As we can see the currency pair is becoming quite predictable and has turned into a sideways-moving range play:
Because the euro remains caught in such a well-defined range against the pound it gives us confidence in calling where it may be headed next on technical observations. As the above suggests the exchange rate could now be headed lower towards the 0.7100 region.
However, the above graphic also warns that we would face a period of protracted strength or weakness should the range be broken to the upside or downside.
At the time of writing the euro to pound conversion (EURGBP) is quoted at 0.7285 on the open market.
High street banks are offering the euro in the region of 0.700 while independent international payment specialist offers are seen around 0.7235 region.
Consolidation and Resistance Forecast
We are getting the sense that the euro’s strength may ultimately come to an end due to technical exhaustion with the rally now becoming over-extended.
The EURGBP has powered higher since the 27th of May when a low of 0.7055 was achieved, this zone of support forms a base beyond which selling interest just can’t be sustained and bargain-hunters step in to pick up cheap euros.
The resultant buying pressure has taken the market back up to 0.7373 where it is quoted at present.
Ahead lies 0.7400 – an area that has thwarted buying interest since March. We are seeing signs that this level could once again be the undoing of the euro.
“We believe EURGBP is in a wide consolidation range, but weaker UK data could see the cross push up through 0.7400 towards more meaningful resistance in the 0.7475-0.725 region, which incorporates the recent highs set in early May, pre-UK election,” says a note on the matter issued by Lloyds Bank.
Analysts believe that area should cap the upside again with the QE programme and Greek worries eventually re-weighing on the EUR.
0.7260/55 is pivot support in this regard, with a decline back through there suggesting a move back to the range lows.
If the aforementioned resistance points are broken by a continuation of the euro’s strength then many in the market could well start considering the euro to hold the advantage and call the end to the British pound’s recent reign of supremacy.
More Euro Strength is Possible
Fundamentally speaking, underpinning the euro is a continued improvement in data releases confirming that the European Central Bank’s quantitative easing programme may be working.
The ECB is looking to pump over a trillion euros into the Eurozone economic area by buying up government bonds, the hope is that this cash injection will boost economic growth.
If economic data continue to improve the ECB could well bring forward the date for the termination of the programme, which is currently set for September 2016.

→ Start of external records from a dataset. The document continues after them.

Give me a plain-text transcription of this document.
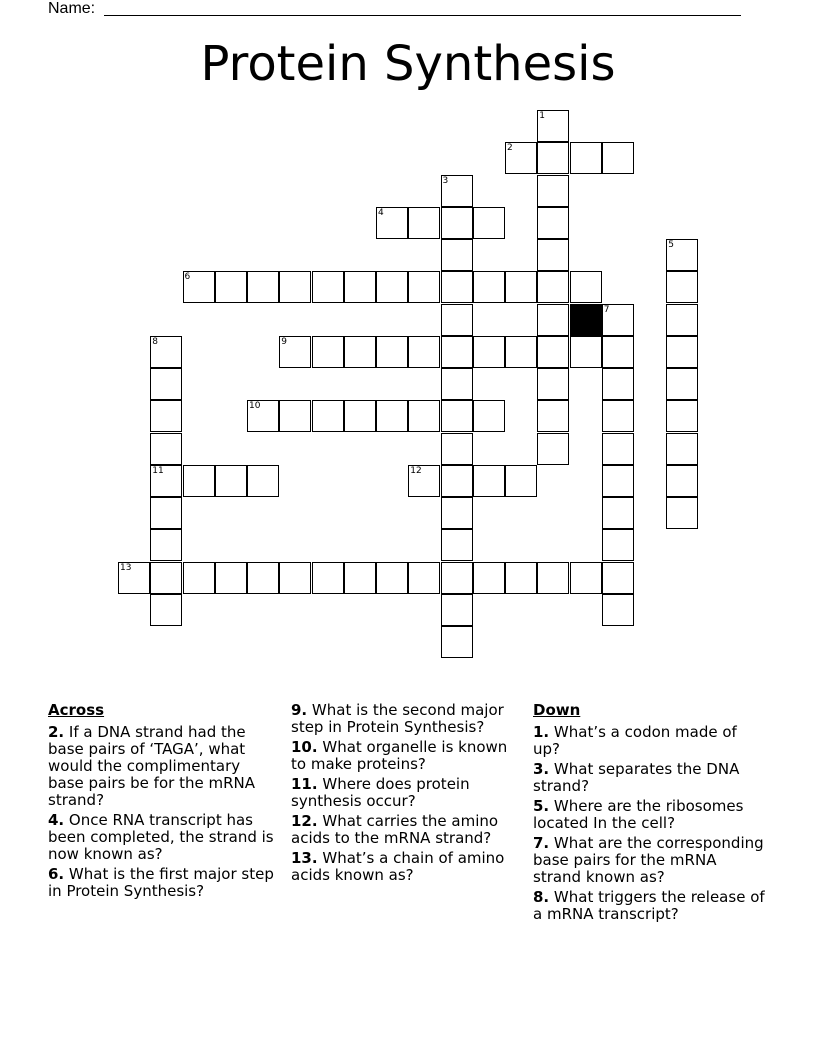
Name:
Protein Synthesis
1
2
3
4
5
6
7
8	9
10
11	12
13
Across
2. If a DNA strand had the base pairs of ‘TAGA’, what would the complimentary base pairs be for the mRNA strand?
4. Once RNA transcript has been completed, the strand is now known as?
6. What is the first major step in Protein Synthesis?
9. What is the second major step in Protein Synthesis?
10. What organelle is known to make proteins?
11. Where does protein synthesis occur?
12. What carries the amino acids to the mRNA strand?
13. What’s a chain of amino acids known as?
Down
1. What’s a codon made of up?
3. What separates the DNA strand?
5. Where are the ribosomes located In the cell?
7. What are the corresponding base pairs for the mRNA strand known as?
8. What triggers the release of a mRNA transcript?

Such a turn of events would light a fire under the euro which could well push the pound to euro pair (GBPEUR) down to 1.30 and then lower.
Troubles Ahead?
We have already spoken about the improvement in economic activity driving buying interest but, “the value that was added to eurozone stock markets on the back of QE is quickly being eroded due to Greece, and with the payback deadline looming dealers are doing their utmost to get out,” says out David Madden at IG pointing to the ever-present threat that is Greece.

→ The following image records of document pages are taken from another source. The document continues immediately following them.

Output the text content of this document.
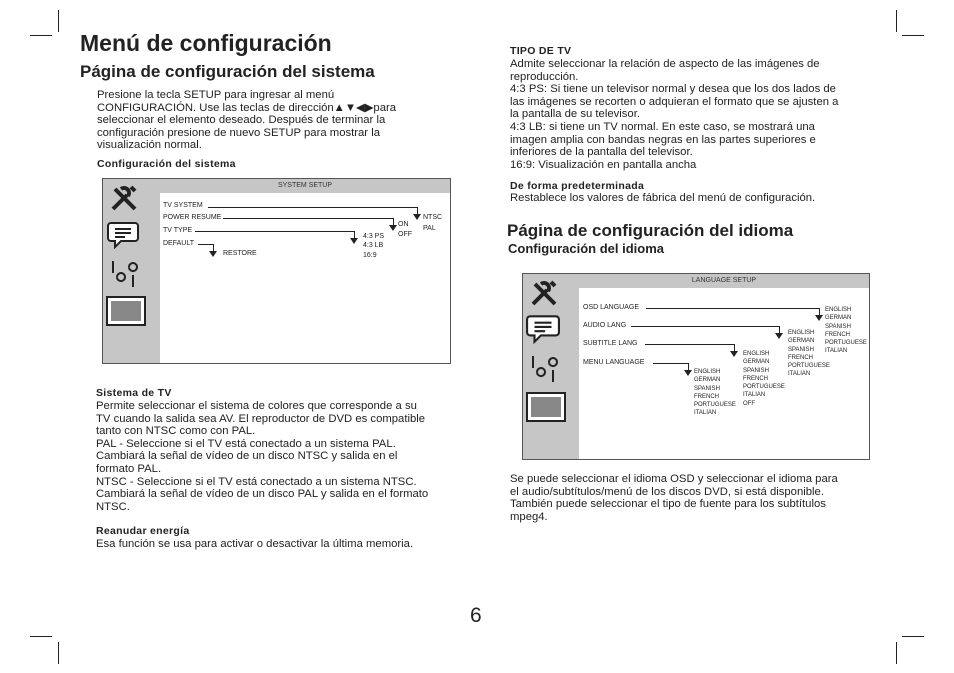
Menú de configuración
Página de configuración del sistema

Presione la tecla SETUP para ingresar al menú
CONFIGURACIÓN. Use las teclas de dirección▲▼◀▶para
seleccionar el elemento deseado. Después de terminar la
configuración presione de nuevo SETUP para mostrar la
visualización normal.

Configuración del sistema

SYSTEM SETUP
TV SYSTEM
POWER RESUME
TV TYPE
DEFAULT
NTSC
PAL
ON
OFF
4:3 PS
4:3 LB
16:9
RESTORE

Sistema de TV

Permite seleccionar el sistema de colores que corresponde a su
TV cuando la salida sea AV. El reproductor de DVD es compatible
tanto con NTSC como con PAL.
PAL - Seleccione si el TV está conectado a un sistema PAL.
Cambiará la señal de vídeo de un disco NTSC y salida en el
formato PAL.
NTSC - Seleccione si el TV está conectado a un sistema NTSC.
Cambiará la señal de vídeo de un disco PAL y salida en el formato
NTSC.

Reanudar energía

Esa función se usa para activar o desactivar la última memoria.

TIPO DE TV

Admite seleccionar la relación de aspecto de las imágenes de
reproducción.
4:3 PS: Si tiene un televisor normal y desea que los dos lados de
las imágenes se recorten o adquieran el formato que se ajusten a
la pantalla de su televisor.
4:3 LB: si tiene un TV normal. En este caso, se mostrará una
imagen amplia con bandas negras en las partes superiores e
inferiores de la pantalla del televisor.
16:9: Visualización en pantalla ancha

De forma predeterminada

Restablece los valores de fábrica del menú de configuración.

Página de configuración del idioma

Configuración del idioma

LANGUAGE SETUP
OSD LANGUAGE
AUDIO LANG
SUBTITLE LANG
MENU LANGUAGE
ENGLISH
GERMAN
SPANISH
FRENCH
PORTUGUESE
ITALIAN
ENGLISH
GERMAN
SPANISH
FRENCH
PORTUGUESE
ITALIAN
ENGLISH
GERMAN
SPANISH
FRENCH
PORTUGUESE
ITALIAN
OFF
ENGLISH
GERMAN
SPANISH
FRENCH
PORTUGUESE
ITALIAN

Se puede seleccionar el idioma OSD y seleccionar el idioma para
el audio/subtítulos/menú de los discos DVD, si está disponible.
También puede seleccionar el tipo de fuente para los subtítulos
mpeg4.

6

There is however talk of a 9 month extension being placed on impending payments, this could buy the country more time and stoke a fresh buying spree of euros if this is confirmed.
For now though we lean on the side of recent history – we expect the sideays-trending range to hold and the pound sterling to regain the initiative as buying pressures on the euro become fatigued.
Indeed, UK domestic data releases for the week beginning the 8th of June has come in ahead of expectations allowing the GBP to rally, reinforcing the technical plays mentioned in this piece.